Desde la calle mayor, Sturm divisó las hinchadas velas blancas que abarrotaban la bahía. ¿Estarían los gnomos allá abajo? ¿O, tal vez, una reluciente nave blanca elfa, llamada
Cresta Alta,
se hallaría anclada más allá del cabo? No se detendría. La tregua había concluido. Había llegado el momento de aceptar la responsabilidad que conllevaba su apellido. La carga del deber era tan pesada como la armadura que vestía con orgullo: la armadura de su padre y la espada Brightblade que pendía de su cinto. Sturm acarició la empuñadura y permitió que sus ojos se recrearan en el bruñido peto. Respiró hondo. Luego, reanudó su paseo a lo largo de la calle.
A partir de aquel momento pensó que el destino de sus pasos estaba en el sur, en la Torre del Sumo Sacerdote.
Había transcurrido casi un año desde el día en que se despidiera de Tanis, de Flint, de todos sus amigos de Solace.
Entretanto, también había dicho adiós a Tervy.
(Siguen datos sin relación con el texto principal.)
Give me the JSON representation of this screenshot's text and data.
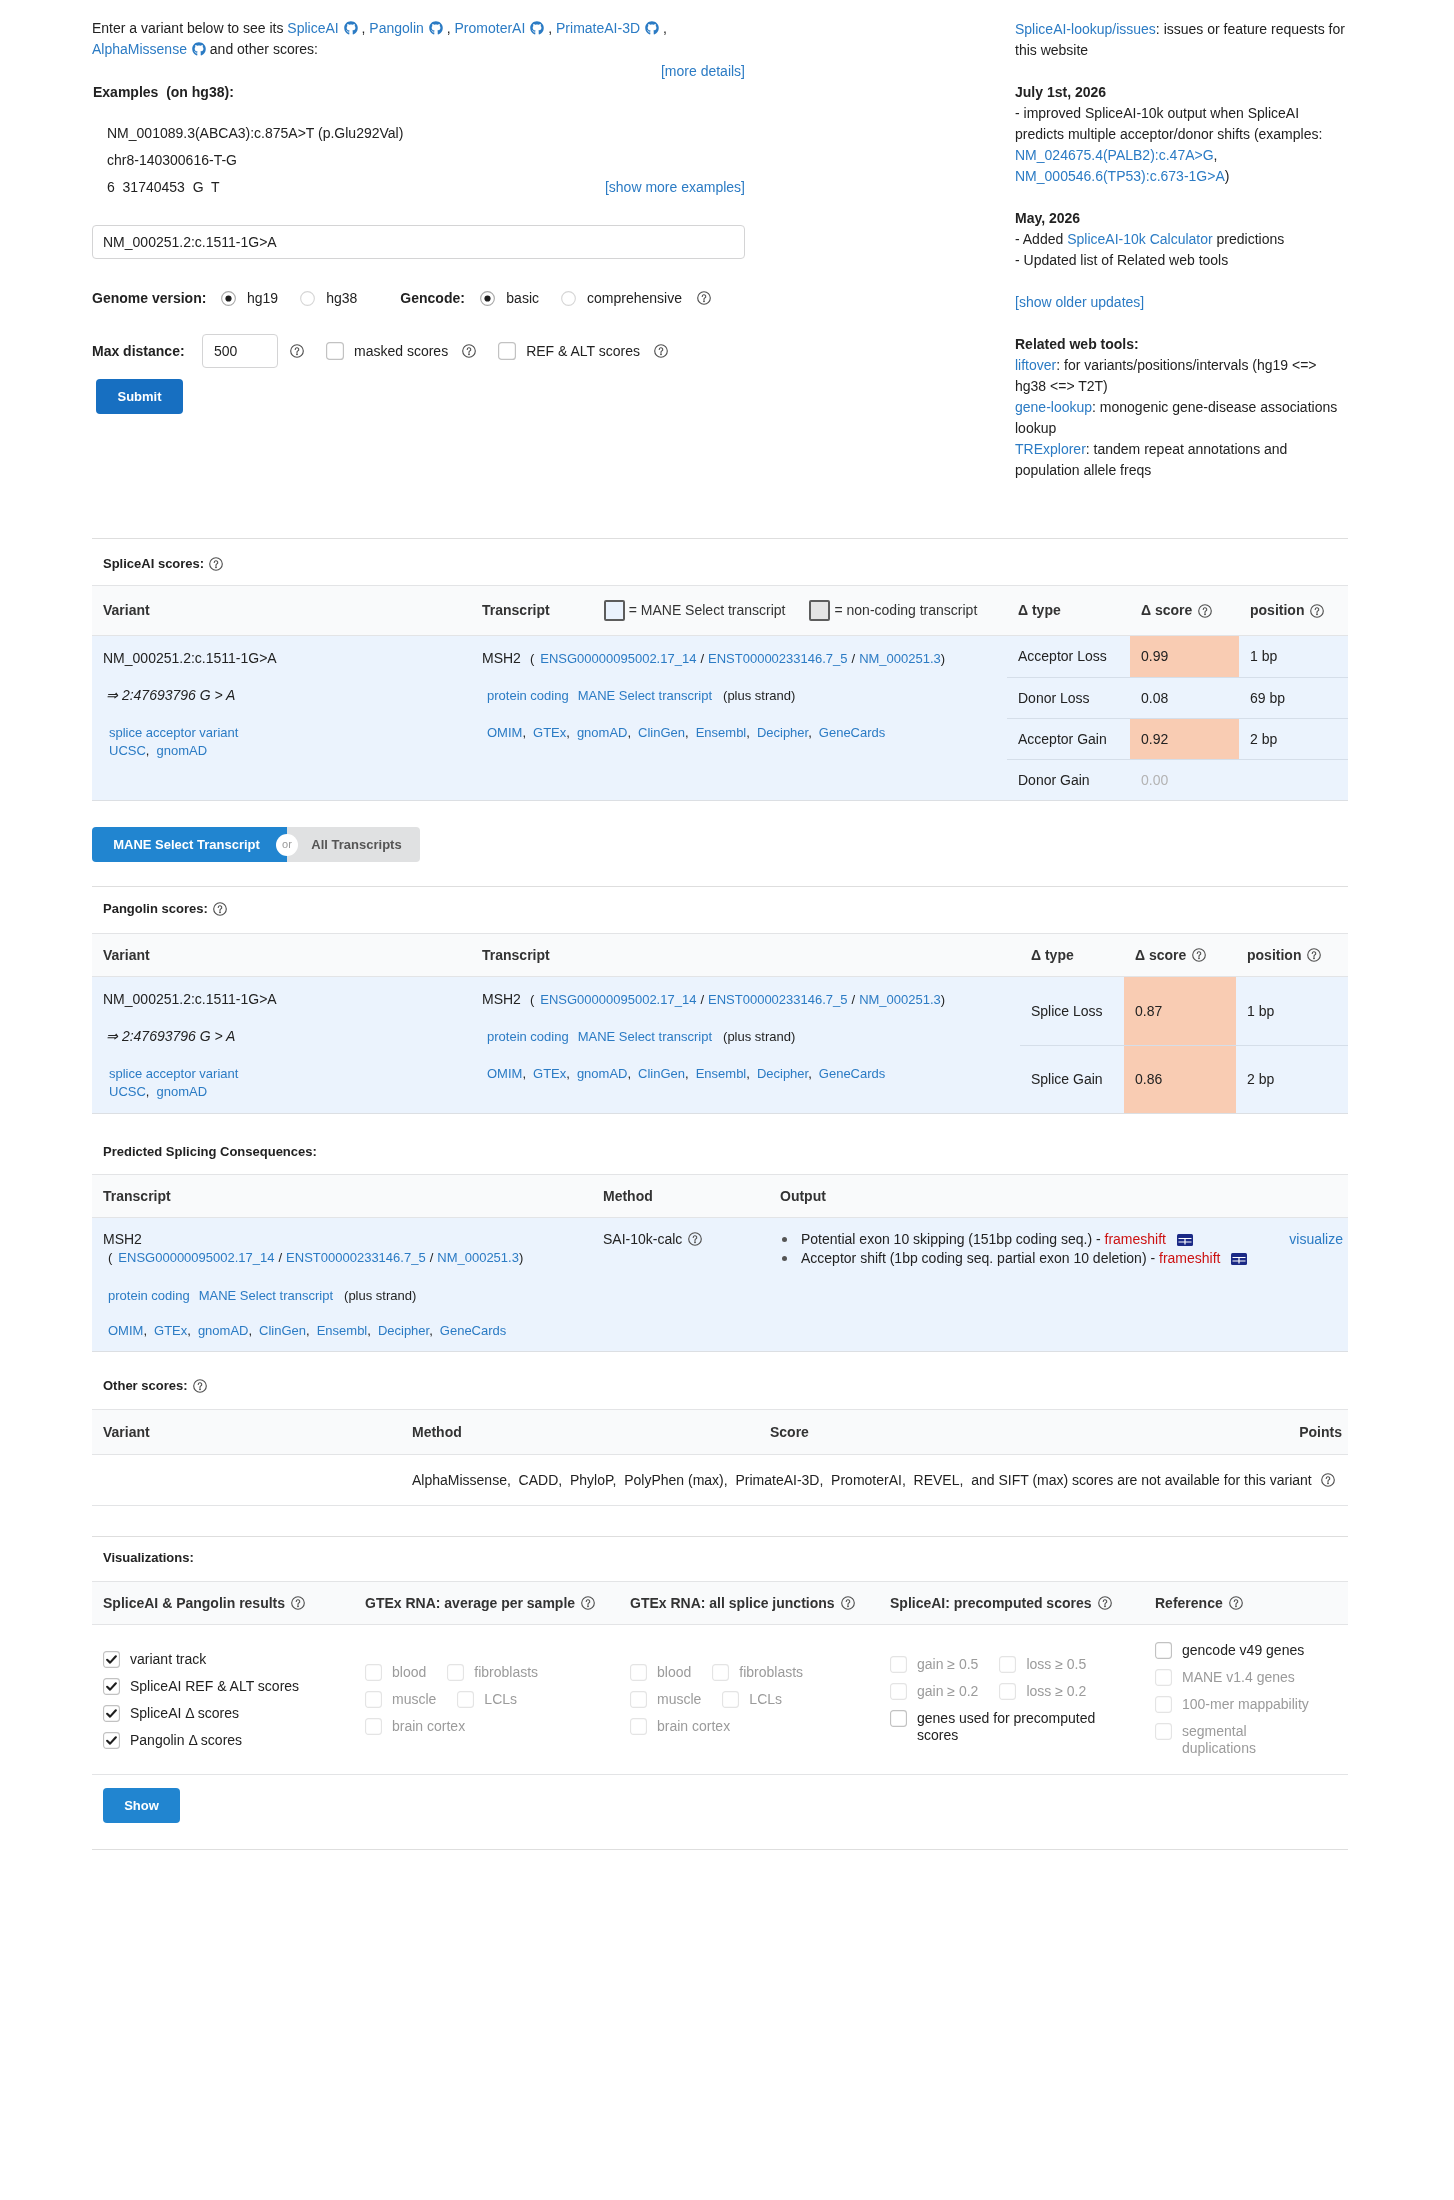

De nuevo hacia el sur. Abanasinia, Solace. En la fecha prevista se reuniría con sus amigos en la posada de El Ultimo Hogar. Querrían saber qué había sido de él durante aquellos años. También le preguntarían por Kitiara. ¿Qué les diría? ¿Cómo se lo explicaría a Tanis? ¿Y a sus hermanos? ¿Acaso serían capaces de comprender lo que él mismo no comprendía?
Aquellos y otros muchos interrogantes acosaron a Sturm mientras caminaba por las soleadas calles de Palanthas.
Una nube ocultó el radiante astro. El caballero levantó los ojos al cielo. Sabía que otras nubes, mucho más tenebrosas y amenazantes, se aproximaban. Hubiera querido gritarlo a los cuatro vientos, pero Palanthas no le prestaría atención, haría oídos sordos a su advertencia. Su vida era apacible, cómoda, alegre... ¿por qué enturbiarla con amenazas de guerras y conflictos? ¿Acaso no eran altas las montañas que los arropaban? ¿Acaso no patrullaban la bahía galeotes armados, dispuestos a entrar en batalla? Palanthas estaba a salvo de todo peligro. A salvo por completo.
Pero ni montañas ni barcos de guerra eran barreras para el Mal. La corrupta semilla de su fuerza insidiosa se ocultaba en cada corazón, en cada acto de codicia, egoísmo y resentimiento. Tierra y mar eran simples calzadas por las que discurrían las ideas, con la misma facilidad que lo hacían los vientos alisios. Además, se había abierto una nueva vía: el aire. Los gnomos lo habían demostrado.
El sol asomó tras la nube que lo ocultara de modo pasajero. Sturm entornó los ojos para mitigar su deslumbrante fulgor, y aguardó inmóvil, a la expectativa.